Archive for November, 2009

National Geographic Documentary + Country Matters

Sunday, November 15th, 2009

I spent a fascinating day in the Great Wen [William Cobbett's somewhat disparaging term for London] on Tuesday filming a documentary for National Geographic. Filming took place down in a cellar somewhere near the Tower of London. I stood near a see-through blackboard [white board? glass board?], and opined away about my index date breakthrough in the Complete Prophecies, scratching wildly on the board all the while with a sort of yellow marker pen. The crew, which consisted of our producer, Caroline, her assistant, Millie, our Canadian interviewer, Jeff, and a couple of very cheery camera and audio technicians, made the whole process a delight from start to finish. Caroline, Jeff, Millie and I were able to bond over dinner the evening before, so by the time were were ready for the crack of dawn interview, we were all comfortable with each other, and were able to crack a few jokes to lay the ghosts of the dead.

Emerging from the Kensington Hilton, pre-interview, at about a quarter to seven that morning, I realised afresh why I live in the country. It’s simply a far more civilised environment to conduct one’s ‘drab, wretched’ life - pace Tom Lehrer - in. On the train back, later that afternoon, my spirits soared, as usual , upon my first sight of a wood. Then I started looking out for deer on the edges of the woods, followed by hares, partridge, pheasants, rabbits, and sundry birds of prey. I saw all of them during the two hour journey back to Wiltshire. One only needs to look. I’m sure cities hold similar joys, but I tend to tire of them sooner. Paris is something of an exception, of course, but if I’m honest, I’ve never spent more than a week or so there at any one time, and I would probably tire of even that. The countryside, on the other hand, never palls. Yesterday I saw roe deer, muntjac, pheasant curling in the high wind, buzzards, a badger, four hares, and I heard, rather than saw, a plethora of owls intercommunicating. Total magic. Now I’m sitting in my study, looking out at the sunshine and a field full of horses. Sublime.

Follow Up to The Nostradamus Prophecies + Uncalled for Advice to Would Be Writers

Thursday, November 5th, 2009

It’s nice to know there’s already considerable interest in my follow-up novel to The Nostradamus Prophecies, provisionally entitled Corpus Maleficus. My publishers in Brazil and Poland have both pre-empted the novel, setting us on what I hope and trust will be a similar trajectory to TNP [for which foreign rights have already been sold in 34 countries].

To be frighteningly frank, it’s a great feeling being wanted as a writer. I spent so many years fending off rejection slips from pretty much every quarter under the sun, that now it is really satisfying to have people actually vying to employ me! I know I’ve said this before, in a marginally different context, but I can’t emphasise enough to budding writers that they must be flexible. It’s all very well convincing yourself that what you are writing probably contains the sum total of all world knowledge, but the reality in publishing is that you are highly unlikely to find anyone else prepared to agree with you. Especially if what you are writing represents the commercial viability of a three day old sandwich.
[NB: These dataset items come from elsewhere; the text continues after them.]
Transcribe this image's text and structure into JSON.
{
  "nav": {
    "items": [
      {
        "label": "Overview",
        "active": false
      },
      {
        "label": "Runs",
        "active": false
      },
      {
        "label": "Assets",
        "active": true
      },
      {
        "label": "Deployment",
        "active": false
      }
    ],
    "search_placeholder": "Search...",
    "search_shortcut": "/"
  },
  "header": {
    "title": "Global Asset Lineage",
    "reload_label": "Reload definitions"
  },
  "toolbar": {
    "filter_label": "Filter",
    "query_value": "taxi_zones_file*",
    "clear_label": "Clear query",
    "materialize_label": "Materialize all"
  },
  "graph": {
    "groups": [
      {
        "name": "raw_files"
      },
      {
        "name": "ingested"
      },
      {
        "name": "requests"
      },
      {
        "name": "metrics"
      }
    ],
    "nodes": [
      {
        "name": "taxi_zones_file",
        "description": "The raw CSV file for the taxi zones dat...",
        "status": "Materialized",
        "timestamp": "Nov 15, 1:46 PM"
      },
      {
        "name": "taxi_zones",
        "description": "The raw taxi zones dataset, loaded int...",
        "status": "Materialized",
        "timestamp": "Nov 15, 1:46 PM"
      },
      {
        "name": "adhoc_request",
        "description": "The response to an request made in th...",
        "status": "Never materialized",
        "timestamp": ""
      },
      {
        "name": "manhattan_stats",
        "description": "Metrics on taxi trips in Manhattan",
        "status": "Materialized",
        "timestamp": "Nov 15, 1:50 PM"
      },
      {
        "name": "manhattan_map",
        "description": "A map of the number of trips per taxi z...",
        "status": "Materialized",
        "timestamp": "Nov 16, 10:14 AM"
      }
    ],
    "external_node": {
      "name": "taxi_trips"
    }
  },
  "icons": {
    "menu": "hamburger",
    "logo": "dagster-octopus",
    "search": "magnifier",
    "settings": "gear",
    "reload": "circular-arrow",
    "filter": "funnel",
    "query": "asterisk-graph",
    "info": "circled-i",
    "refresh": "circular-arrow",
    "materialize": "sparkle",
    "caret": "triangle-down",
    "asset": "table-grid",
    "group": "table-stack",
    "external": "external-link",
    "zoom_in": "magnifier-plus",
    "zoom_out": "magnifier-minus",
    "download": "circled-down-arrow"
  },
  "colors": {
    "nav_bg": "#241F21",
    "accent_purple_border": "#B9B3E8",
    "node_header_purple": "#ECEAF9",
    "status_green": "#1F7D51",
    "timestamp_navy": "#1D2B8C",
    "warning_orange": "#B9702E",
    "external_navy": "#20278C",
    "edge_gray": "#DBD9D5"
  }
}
No. If you fail with one line of attack, change tack and have a go at another. Check out the market. Play to your strengths. Do your homework properly. Conduct your research on the ground. Be prepared to make a significant investment in both time and money before you hit pay dirt. Flexibility also implies that you may not be the best person to decide where your real strengths lie. So don’t be afraid of asking the opinion of other, hopefully enlightened, beings. And when you are given advice by people who really know what the writing trade is about, take it.

No one likes revising - especially at the beginning of one’s career. One wants it all to be easy. But it isn’t. Revision will be your strongest weapon, and will make the difference between being treated as a professional or being sidelined as an amateur. Virtually all the books I see by putative writers, and that I suspect won’t make the grade, simply have not been properly revised. When I explain to would be writers quite how much revision I do in the course of writing a book, they look at me in horror. But that’s what it takes. One good writer in a million can just churn out the words without needing to go over, and over, and over them again. I work on some individual chapters 50, 60, or even 70 times. I never get bored. Not if I’m improving the text by even one iota. And this applies to commercial fiction as well as literary fiction [and I've written both].

It is very complicated indeed to make something seem simple. To make it trip off the page like a flake of gold dust. Read some of the Greats, but with your eyes open. Then work on creating your own voice. When you get a rejection slip that contains even a sliver of advice, don’t tear it up in a snit, but ask yourself why the person rejecting you has bothered to give an opinion, when all they really needed to do was to send your manuscript back via S.A.E., with an agency card pinned to the title page. Ask yourself whether what they might be saying could actually, horror of horrors, be true. And then re-address those aspects of your work they found wanting. If you do this, you’ll almost certainly make it in the end. I hope you do. It’s really worth the journey. Every last bit of it.